I’m sure there are worthy strips out there that Comixpedia will not be covering in this roundup of some of the best new webcomics. I’m sure, in fact, that the best of them aren’t. But until we can figure out how to make this work, we’re all in the soup: confused, overwhelmed, and with the haunting feeling that we’re missing out on life and not getting everything we deserve.
Well, except for the cute girls.
As I said, the same as it ever was.
Dalton Wemble is a contributing columnist for Comixpedia.
That’s depressing. Really. Unless you’re an ultra-competitive drawing machine like me with no job who can spend hours a day getting better, unlike those new kids who have to go to school and do homework!! Ha ha!
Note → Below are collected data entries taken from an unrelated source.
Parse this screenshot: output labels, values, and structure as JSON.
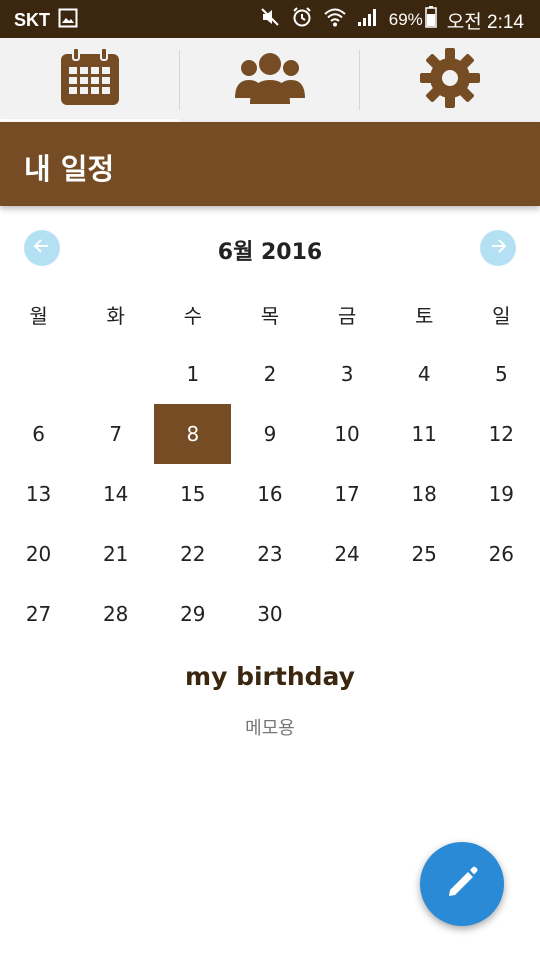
{
  "status_bar": {
    "carrier": "SKT",
    "battery": "69%",
    "time": "오전 2:14"
  },
  "tabs": [
    {
      "icon": "calendar-icon",
      "active": true
    },
    {
      "icon": "group-icon",
      "active": false
    },
    {
      "icon": "gear-icon",
      "active": false
    }
  ],
  "header": {
    "title": "내 일정"
  },
  "calendar": {
    "month_label": "6월 2016",
    "weekdays": [
      "월",
      "화",
      "수",
      "목",
      "금",
      "토",
      "일"
    ],
    "leading_blanks": 2,
    "days": [
      "1",
      "2",
      "3",
      "4",
      "5",
      "6",
      "7",
      "8",
      "9",
      "10",
      "11",
      "12",
      "13",
      "14",
      "15",
      "16",
      "17",
      "18",
      "19",
      "20",
      "21",
      "22",
      "23",
      "24",
      "25",
      "26",
      "27",
      "28",
      "29",
      "30"
    ],
    "selected_day": "8"
  },
  "event": {
    "title": "my birthday",
    "memo": "메모용"
  },
  "colors": {
    "brand_brown": "#754c24",
    "status_bar": "#3b2710",
    "nav_button": "#b3e0f2",
    "fab": "#2a8ad6"
  },
  "fab": {
    "icon": "pencil-icon"
  }
}
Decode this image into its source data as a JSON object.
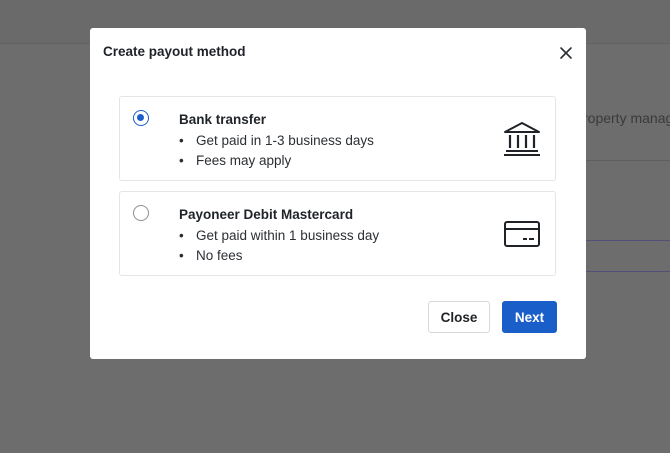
{
  "background": {
    "partial_text": "roperty manag"
  },
  "modal": {
    "title": "Create payout method",
    "options": [
      {
        "title": "Bank transfer",
        "selected": true,
        "icon": "bank-icon",
        "bullets": [
          "Get paid in 1-3 business days",
          "Fees may apply"
        ]
      },
      {
        "title": "Payoneer Debit Mastercard",
        "selected": false,
        "icon": "card-icon",
        "bullets": [
          "Get paid within 1 business day",
          "No fees"
        ]
      }
    ],
    "close_label": "Close",
    "next_label": "Next"
  },
  "colors": {
    "accent": "#1a5fc9",
    "overlay": "#6b6b6b"
  }
}
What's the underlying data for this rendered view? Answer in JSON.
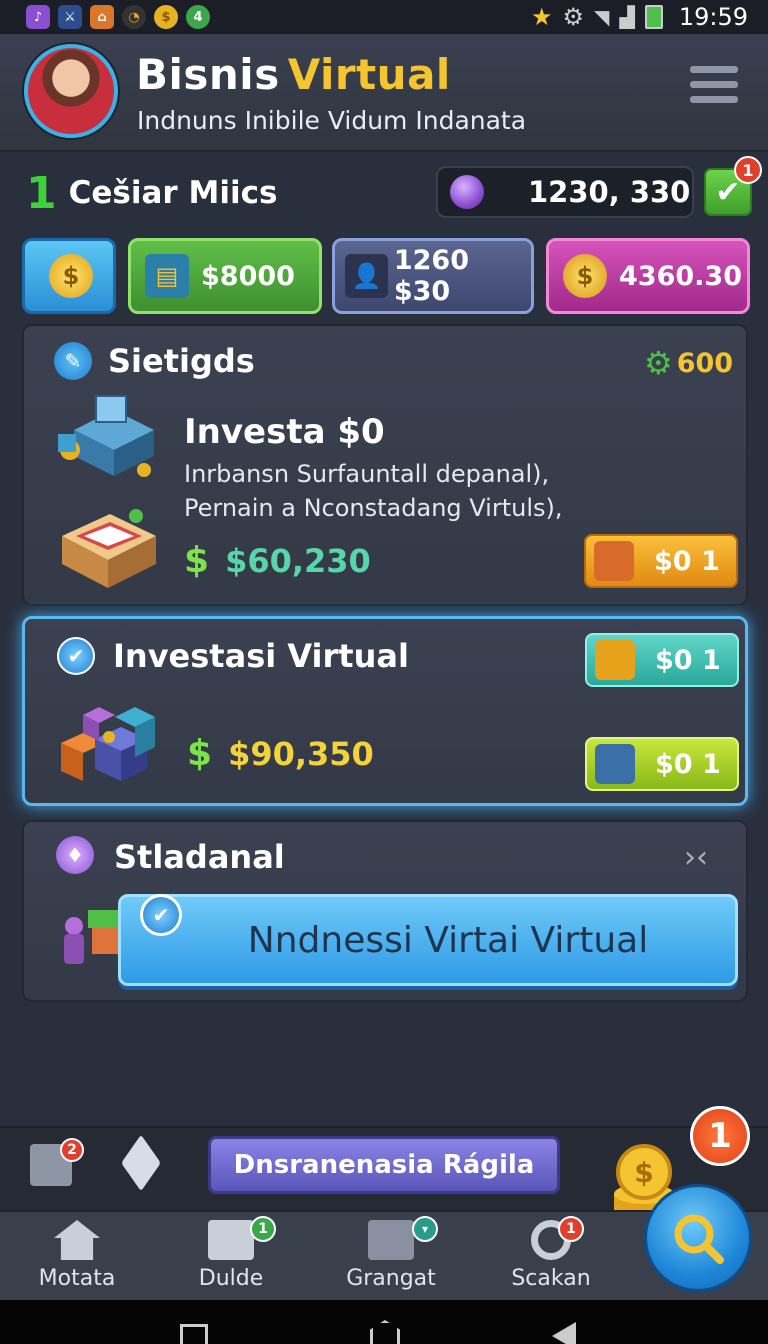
{
  "status_bar": {
    "time": "19:59",
    "icons": [
      "purple-app-icon",
      "shield-app-icon",
      "orange-app-icon",
      "clock-icon",
      "coin-icon",
      "green-badge-icon"
    ],
    "green_badge": "4"
  },
  "header": {
    "title_part1": "Bisnis",
    "title_part2": "Virtual",
    "subtitle": "Indnuns Inibile  Vidum Indanata"
  },
  "level": {
    "number": "1",
    "name": "Cešiar Miics",
    "gems": "1230, 330",
    "check_badge": "1"
  },
  "currencies": [
    {
      "label": "",
      "icon": "dollar-coin-icon",
      "color": "#3aaee8"
    },
    {
      "label": "$8000",
      "icon": "cash-stack-icon",
      "color": "#4fa83a"
    },
    {
      "label": "1260 $30",
      "icon": "businessman-icon",
      "color": "#4a5680"
    },
    {
      "label": "4360.30",
      "icon": "gold-coins-icon",
      "color": "#c23ea8"
    }
  ],
  "cards": [
    {
      "title": "Sietigds",
      "gear_value": "600",
      "heading": "Investa $0",
      "desc1": "Inrbansn Surfauntall depanal),",
      "desc2": "Pernain a Nconstadang Virtuls),",
      "money": "$60,230",
      "pill": "$0  1"
    },
    {
      "title": "Investasi Virtual",
      "money": "$90,350",
      "pill1": "$0  1",
      "pill2": "$0  1"
    },
    {
      "title": "Stladanal",
      "action": "Nndnessi Virtai Virtual"
    }
  ],
  "bottom": {
    "promo": "Dnsranenasia Rágila",
    "shop_badge": "2",
    "fab_badge": "1"
  },
  "nav": [
    {
      "label": "Motata",
      "icon": "home-icon",
      "badge": ""
    },
    {
      "label": "Dulde",
      "icon": "flag-icon",
      "badge": "1"
    },
    {
      "label": "Grangat",
      "icon": "checklist-icon",
      "badge": "▾"
    },
    {
      "label": "Scakan",
      "icon": "search-icon",
      "badge": "1"
    }
  ]
}
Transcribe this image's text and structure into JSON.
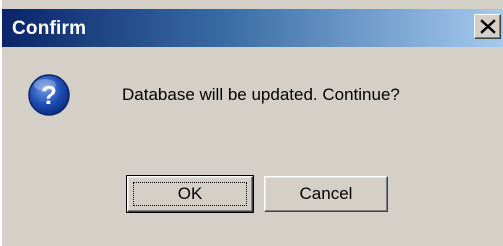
{
  "dialog": {
    "title": "Confirm",
    "close_glyph": "X",
    "message": "Database will be updated. Continue?",
    "icon": "question-icon",
    "buttons": {
      "ok_label": "OK",
      "cancel_label": "Cancel"
    }
  },
  "colors": {
    "titlebar_start": "#0a246a",
    "titlebar_end": "#a6caf0",
    "face": "#d4d0c8",
    "icon_blue": "#1f4fb5"
  }
}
You realize I have to find you out and kill you now. I swore an oath! Whoever you are.. mr… uh…
Icebox! Radiskull & Devil Doll! I loved those…
Damn, now I feel old… Thanks, Dalton. 😛
You know, with all the hoo-hah over whether revieews were useful or not, the volume analogy does put things in perspective.
Great article again. Makes you really sit up and take notice. 😉
Incidentally, established comics creators, just because a comic is done by a cute girl doesn’t mean it will be good. I know you’re lonely and horny. Please stop wasting my time.
It doesn’t? Them’s fightin’ wordz Dalton!
Who’da thunk that the internet was tailor made for the unemployed and/or/also students?